A partir dele, é possível atribuir valores monetários a cada QALY ganho. A análise de custo-efetividade que expressa o custo a cada QALY ganho é amplamente utilizada em diversos países, incluindo o National Institute for Health and Care Excelence (NICE), do Reino Unido, que é uma referência mundial. É possível utilizar também o índice DALY (disability-adjusted life-year), que expressa o número de anos perdidos pelo adoecimento, incapacidade ou óbito precoce. Mas como determinar a partir de que valor vale a pena pagar pela tecnologia, ou seja, um limiar?
Parâmetros de custo
Segundo a Organização Mundial da Saúde (OMS), o conceito de custo de oportunidade deve ser o mais relevante para os provedores de saúde, que precisam utilizar os recursos disponíveis para melhorar o atendimento. É necessário estimar não somente o impacto positivo (ganhos na saúde) dado pelo uso alternativo dos recursos para implementar uma nova intervenção, mas também o impacto negativo de sua não implementação.
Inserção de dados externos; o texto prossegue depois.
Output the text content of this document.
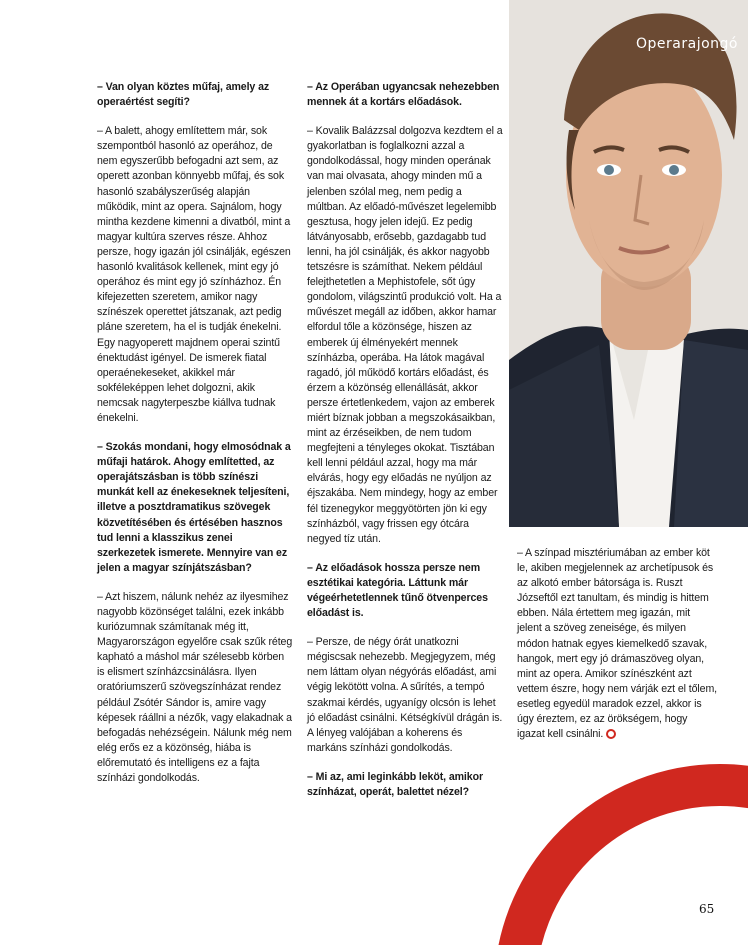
Operarajongó

– Van olyan köztes műfaj, amely az operaértést segíti?

– A balett, ahogy említettem már, sok szempontból hasonló az operához, de nem egyszerűbb befogadni azt sem, az operett azonban könnyebb műfaj, és sok hasonló szabályszerűség alapján működik, mint az opera. Sajnálom, hogy mintha kezdene kimenni a divatból, mint a magyar kultúra szerves része. Ahhoz persze, hogy igazán jól csinálják, egészen hasonló kvalitások kellenek, mint egy jó operához és mint egy jó színházhoz. Én kifejezetten szeretem, amikor nagy színészek operettet játszanak, azt pedig pláne szeretem, ha el is tudják énekelni. Egy nagyoperett majdnem operai szintű énektudást igényel. De ismerek fiatal operaénekeseket, akikkel már sokféleképpen lehet dolgozni, akik nemcsak nagyterpeszbe kiállva tudnak énekelni.

– Szokás mondani, hogy elmosódnak a műfaji határok. Ahogy említetted, az operajátszásban is több színészi munkát kell az énekeseknek teljesíteni, illetve a posztdramatikus szövegek közvetítésében és értésében hasznos tud lenni a klasszikus zenei szerkezetek ismerete. Mennyire van ez jelen a magyar színjátszásban?

– Azt hiszem, nálunk nehéz az ilyesmihez nagyobb közönséget találni, ezek inkább kuriózumnak számítanak még itt, Magyarországon egyelőre csak szűk réteg kapható a máshol már szélesebb körben is elismert színházcsinálásra. Ilyen oratóriumszerű szövegszínházat rendez például Zsótér Sándor is, amire vagy képesek ráállni a nézők, vagy elakadnak a befogadás nehézségein. Nálunk még nem elég erős ez a közönség, hiába is előremutató és intelligens ez a fajta színházi gondolkodás.

– Az Operában ugyancsak nehezebben mennek át a kortárs előadások.

– Kovalik Balázzsal dolgozva kezdtem el a gyakorlatban is foglalkozni azzal a gondolkodással, hogy minden operának van mai olvasata, ahogy minden mű a jelenben szólal meg, nem pedig a múltban. Az előadó-művészet legelemibb gesztusa, hogy jelen idejű. Ez pedig látványosabb, erősebb, gazdagabb tud lenni, ha jól csinálják, és akkor nagyobb tetszésre is számíthat. Nekem például felejthetetlen a Mephistofele, sőt úgy gondolom, világszintű produkció volt. Ha a művészet megáll az időben, akkor hamar elfordul tőle a közönsége, hiszen az emberek új élményekért mennek színházba, operába. Ha látok magával ragadó, jól működő kortárs előadást, és érzem a közönség ellenállását, akkor persze értetlenkedem, vajon az emberek miért bíznak jobban a megszokásaikban, mint az érzéseikben, de nem tudom megfejteni a tényleges okokat. Tisztában kell lenni például azzal, hogy ma már elvárás, hogy egy előadás ne nyúljon az éjszakába. Nem mindegy, hogy az ember fél tizenegykor meggyötörten jön ki egy színházból, vagy frissen egy ótcára negyed tíz után.

– Az előadások hossza persze nem esztétikai kategória. Láttunk már végeérhetetlennek tűnő ötvenperces előadást is.

– Persze, de négy órát unatkozni mégiscsak nehezebb. Megjegyzem, még nem láttam olyan négyórás előadást, ami végig lekötött volna. A sűrítés, a tempó szakmai kérdés, ugyanígy olcsón is lehet jó előadást csinálni. Kétségkívül drágán is. A lényeg valójában a koherens és markáns színházi gondolkodás.

– Mi az, ami leginkább leköt, amikor színházat, operát, balettet nézel?

– A színpad misztériumában az ember köt le, akiben megjelennek az archetípusok és az alkotó ember bátorsága is. Ruszt Józseftől ezt tanultam, és mindig is hittem ebben. Nála értettem meg igazán, mit jelent a szöveg zeneisége, és milyen módon hatnak egyes kiemelkedő szavak, hangok, mert egy jó drámaszöveg olyan, mint az opera. Amikor színészként azt vettem észre, hogy nem várják ezt el tőlem, esetleg egyedül maradok ezzel, akkor is úgy éreztem, ez az örökségem, hogy igazat kell csinálni.

65
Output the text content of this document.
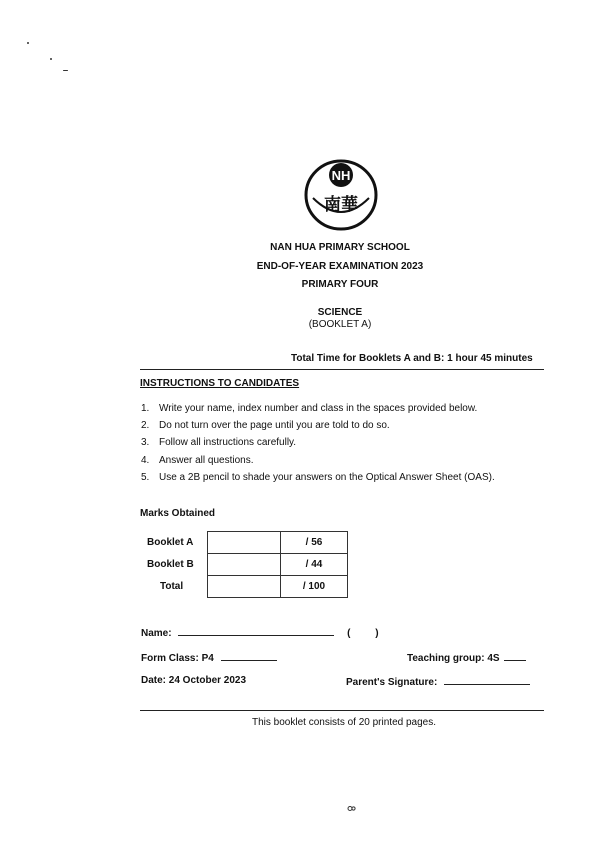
NH
南華
NAN HUA PRIMARY SCHOOL
END-OF-YEAR EXAMINATION 2023
PRIMARY FOUR
SCIENCE
(BOOKLET A)
Total Time for Booklets A and B: 1 hour 45 minutes
INSTRUCTIONS TO CANDIDATES
1. Write your name, index number and class in the spaces provided below.
2. Do not turn over the page until you are told to do so.
3. Follow all instructions carefully.
4. Answer all questions.
5. Use a 2B pencil to shade your answers on the Optical Answer Sheet (OAS).
Marks Obtained
Booklet A		/ 56
Booklet B		/ 44
Total		/ 100
Name:	( )
Form Class: P4	Teaching group: 4S
Date: 24 October 2023	Parent's Signature:
This booklet consists of 20 printed pages.
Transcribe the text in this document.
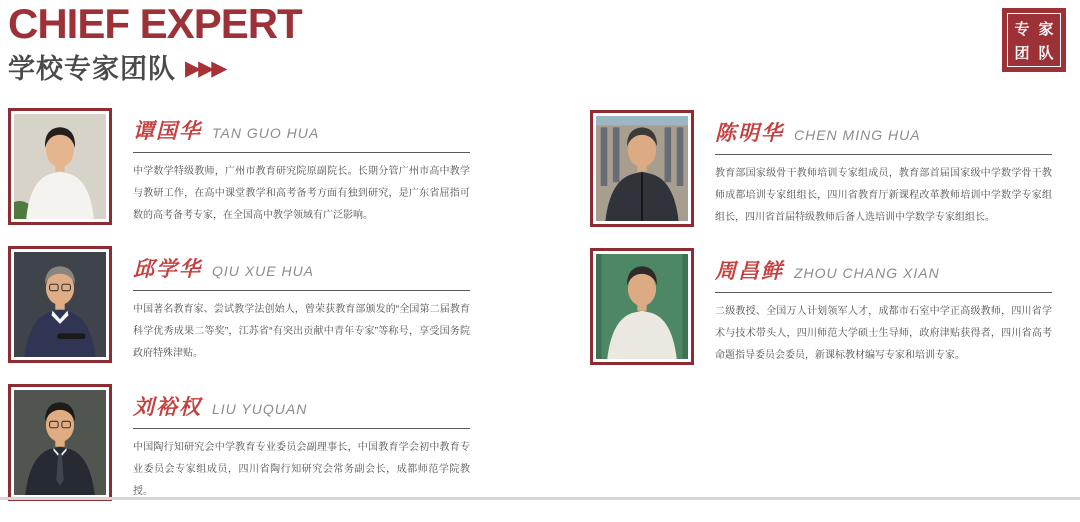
CHIEF EXPERT
学校专家团队 ▶▶▶
专家
团队
谭国华 TAN GUO HUA

中学数学特级教师，广州市教育研究院原副院长。长期分管广州市高中教学与教研工作，在高中课堂教学和高考备考方面有独到研究，是广东省屈指可数的高考备考专家，在全国高中教学领域有广泛影响。

邱学华 QIU XUE HUA

中国著名教育家、尝试教学法创始人，曾荣获教育部颁发的“全国第二届教育科学优秀成果二等奖”，江苏省“有突出贡献中青年专家”等称号，享受国务院政府特殊津贴。

刘裕权 LIU YUQUAN

中国陶行知研究会中学教育专业委员会副理事长，中国教育学会初中教育专业委员会专家组成员，四川省陶行知研究会常务副会长，成都师范学院教授。

陈明华 CHEN MING HUA

教育部国家级骨干教师培训专家组成员，教育部首届国家级中学数学骨干教师成都培训专家组组长，四川省教育厅新课程改革教师培训中学数学专家组组长，四川省首届特级教师后备人选培训中学数学专家组组长。

周昌鲜 ZHOU CHANG XIAN

二级教授、全国万人计划领军人才，成都市石室中学正高级教师，四川省学术与技术带头人，四川师范大学硕士生导师，政府津贴获得者，四川省高考命题指导委员会委员，新课标教材编写专家和培训专家。
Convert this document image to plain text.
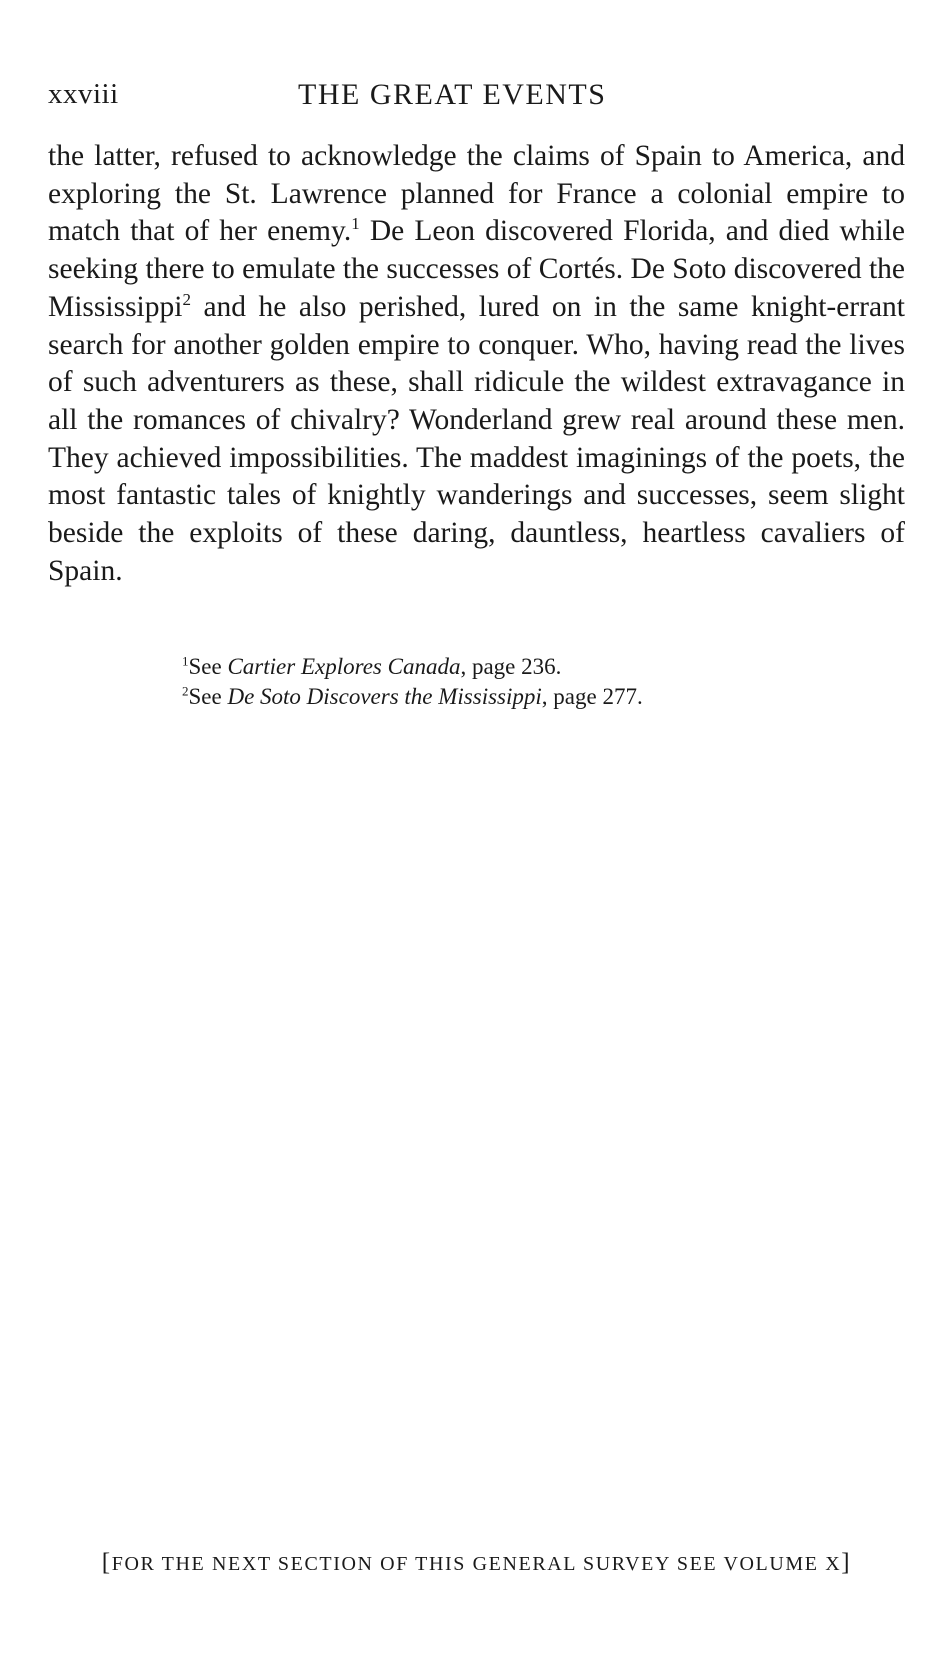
xxviii	THE GREAT EVENTS

the latter, refused to acknowledge the claims of Spain to America, and exploring the St. Lawrence planned for France a colonial empire to match that of her enemy.$^1$ De Leon discovered Florida, and died while seeking there to emulate the successes of Cortés. De Soto discovered the Mississippi$^2$ and he also perished, lured on in the same knight-errant search for another golden empire to conquer. Who, having read the lives of such adventurers as these, shall ridicule the wildest extravagance in all the romances of chivalry? Wonderland grew real around these men. They achieved impossibilities. The maddest imaginings of the poets, the most fantastic tales of knightly wanderings and successes, seem slight beside the exploits of these daring, dauntless, heartless cavaliers of Spain.

$^1$See Cartier Explores Canada, page 236.

$^2$See De Soto Discovers the Mississippi, page 277.

[FOR THE NEXT SECTION OF THIS GENERAL SURVEY SEE VOLUME X]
O limiar mais comumente citado na literatura é o que se baseia no Produto Interno Bruto (PIB) per capita, e a OMS sugere que uma intervenção capaz de reverter um DALY por menos de três vezes o valor do PIB per capita do país é custo-efetiva. De acordo com Shiroiwa e colaboradores (2009), no Reino Unido o limiar de custo-efetividade se situa entre £20 mil e £30 mil por QALY, enquanto nos EUA está entre US$ 50 mil a US$ 100 mil por QALY.
O Brasil não adota limiar de custo-efetividade (Conitec, 2017), mas há um Projeto de Lei do Senado (número 415 de 2015) que propõe alterar a Lei Orgânica da Saúde (8.080/1990) e, entre outras medidas, tornar obrigatória a definição em regulamento e a divulgação do indicador ou parâmetro de custo-efetividade utilizado na análise das solicitações de incorporação de tecnologia.
Uma vez que a Conitec analisa o relatório feito pelo NATS, o parecer é submetido à consulta pública e a recomendação é ratificada ou retificada. Antes da decisão final pela Secretaria de Ciência, Tecnologia e Insumos Estratégicos (SCTIE) do Ministério da Saúde, pode haver audiência pública.
Conclusão
O Brasil adota protocolos internacionalmente difundidos para avaliação de tecnologias a serem incorporadas a seu sistema único de saúde. A adoção de parâmetros de custo-efetividade parece ser um gargalo que precisa ser discutido, para que sejam definidos padrões a serem adotados pelos NATS em suas avaliações. A análise dos dados disponíveis na Conitec demonstra uma redução no número de avaliações dessas tecnologias entre 2012 e 2019, o que merece melhor investigação.